In conclusion, these data implicate that modulation of m5C regulators could be a useful strategy.

Conclusions and perspectives

m5C modifications of RNA have been demonstrated as a new molecular mechanism that controls eukaryotes gene expression. How the modification of m5C affects the ncRNA biogenesis, localization, and function, and how these effects are associated with etiology of cancer are to be elucidated. In recent years, extensive efforts have been devoted to the study of m5C modifications in cancer. In this review, particular attention was focused to Writer-NSUN2, the Eraser-TET family, and Reader-YBX1..

Some proof-of-concept studies have revealed that maladjusted m5C modulators targeted by small-molecule inhibitors have therapeutic potential for cancer treatment. As of now, specific m5C inhibitors have not been developed. In DNA methylation, the chemicals initially developed to target these proteins, such as 5-aza-2-deoxycytidine (decitabine) or 5-azacytidine (Vidaza), have been approved to treat myelodysplastic syndrome by the FDA, but their usage in solid tumor treatments is limited.

Bioinformatic research in RNA m5C modification will also be critical in both identifying the m5C sites from Single-molecule sequencing and in prediction of m5C sites in different RNA species [131]. Several machine-learning algorithms have recently been developed to predict the m5C sites in Homo sapiens, Mus musculus and Arabidopsis thaliana [34, 132]. With the fast development of computational approaches, it can be expected that the m5C epitranscriptomics will be fully understood and its relation with cancer will be uncovered.

In the future, the detailed roles of RNA m5C in immune system regulation and tumor immune microenvironment will be important directions. As for RNA m6A, depletion of m6A writers, readers or erasers had significant phenotypic consequences in the cellular response to infection and in a few immune cell types.
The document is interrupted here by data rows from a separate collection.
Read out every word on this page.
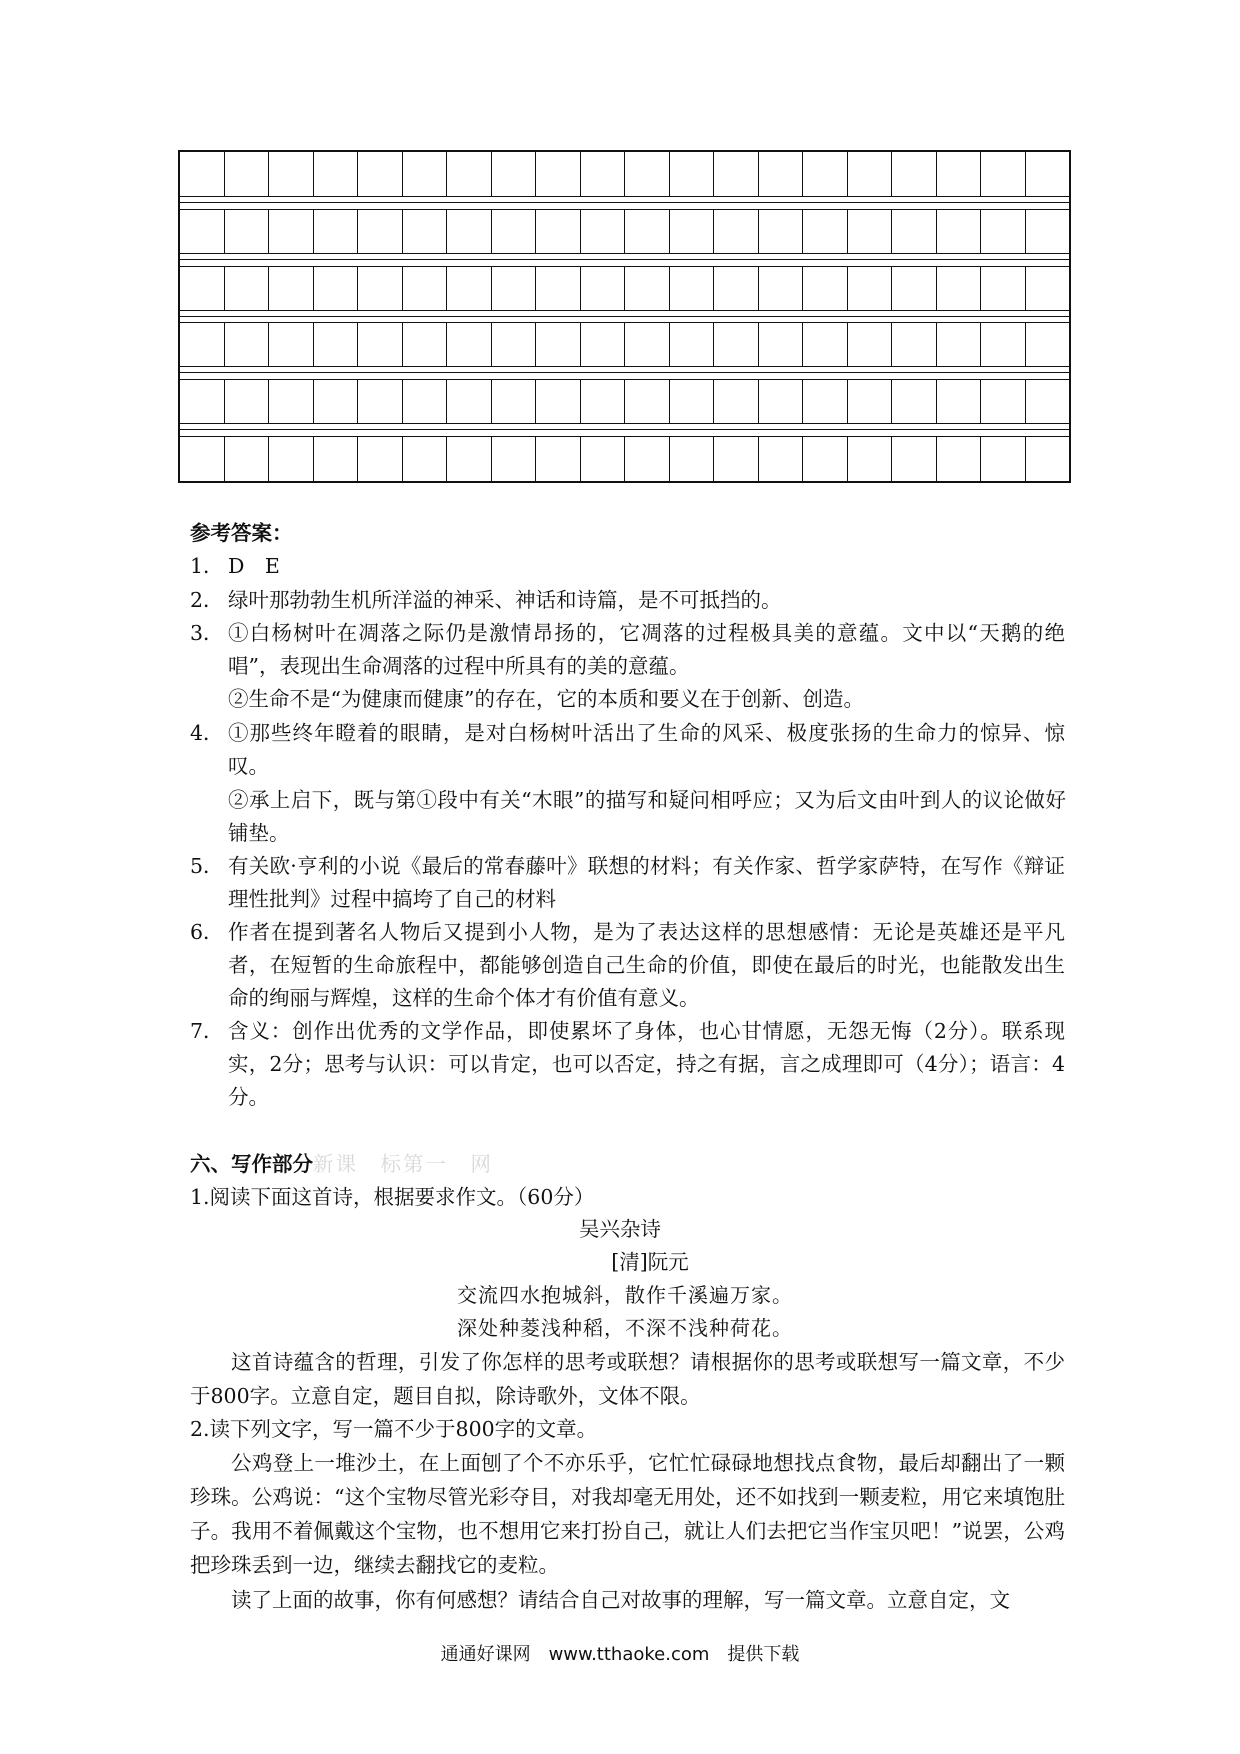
参考答案：
1． D　E
2． 绿叶那勃勃生机所洋溢的神采、神话和诗篇，是不可抵挡的。
3． ①白杨树叶在凋落之际仍是激情昂扬的，它凋落的过程极具美的意蕴。文中以“天鹅的绝唱”，表现出生命凋落的过程中所具有的美的意蕴。
②生命不是“为健康而健康”的存在，它的本质和要义在于创新、创造。
4． ①那些终年瞪着的眼睛，是对白杨树叶活出了生命的风采、极度张扬的生命力的惊异、惊叹。
②承上启下，既与第①段中有关“木眼”的描写和疑问相呼应；又为后文由叶到人的议论做好铺垫。
5． 有关欧·亨利的小说《最后的常春藤叶》联想的材料；有关作家、哲学家萨特，在写作《辩证理性批判》过程中搞垮了自己的材料
6． 作者在提到著名人物后又提到小人物，是为了表达这样的思想感情：无论是英雄还是平凡者，在短暂的生命旅程中，都能够创造自己生命的价值，即使在最后的时光，也能散发出生命的绚丽与辉煌，这样的生命个体才有价值有意义。
7． 含义：创作出优秀的文学作品，即使累坏了身体，也心甘情愿，无怨无悔（2分）。联系现实，2分；思考与认识：可以肯定，也可以否定，持之有据，言之成理即可（4分）；语言：4分。
六、写作部分新课　标第一　网
1.阅读下面这首诗，根据要求作文。（60分）
吴兴杂诗
[清]阮元
交流四水抱城斜，散作千溪遍万家。
深处种菱浅种稻，不深不浅种荷花。
这首诗蕴含的哲理，引发了你怎样的思考或联想？请根据你的思考或联想写一篇文章，不少于800字。立意自定，题目自拟，除诗歌外，文体不限。
2.读下列文字，写一篇不少于800字的文章。
公鸡登上一堆沙土，在上面刨了个不亦乐乎，它忙忙碌碌地想找点食物，最后却翻出了一颗珍珠。公鸡说：“这个宝物尽管光彩夺目，对我却毫无用处，还不如找到一颗麦粒，用它来填饱肚子。我用不着佩戴这个宝物，也不想用它来打扮自己，就让人们去把它当作宝贝吧！”说罢，公鸡把珍珠丢到一边，继续去翻找它的麦粒。
读了上面的故事，你有何感想？请结合自己对故事的理解，写一篇文章。立意自定，文
通通好课网　www.tthaoke.com　提供下载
Whether RNA m5C exerts similar functions in the immune system deserves deep efforts. More importantly, how different RNA modifications combat or combine with each other in immune regulation needs a long way to explore.

Different from m6A, the RNA m5C modification partially shares the same enzymatic machinery including DNMT1 with DNA m5C. This mechanism may also play critical roles during the tumor development and progression. m5C can operate with the tumor cells and immune microenvironment to brake or accelerate the tumorigenesis. It will be interesting to identify the immune checkpoint molecular target of m5C in the tumor microenvironment, so that targeted therapy can be used in combination with checkpoint immunotherapy to better treat cancer. In general, the investigation of novel m5C epigenetic modification in cancer not only will provide new insights into the molecular mechanisms of cancer biology and immune response, but also will pave the way to the develop new promising therapies.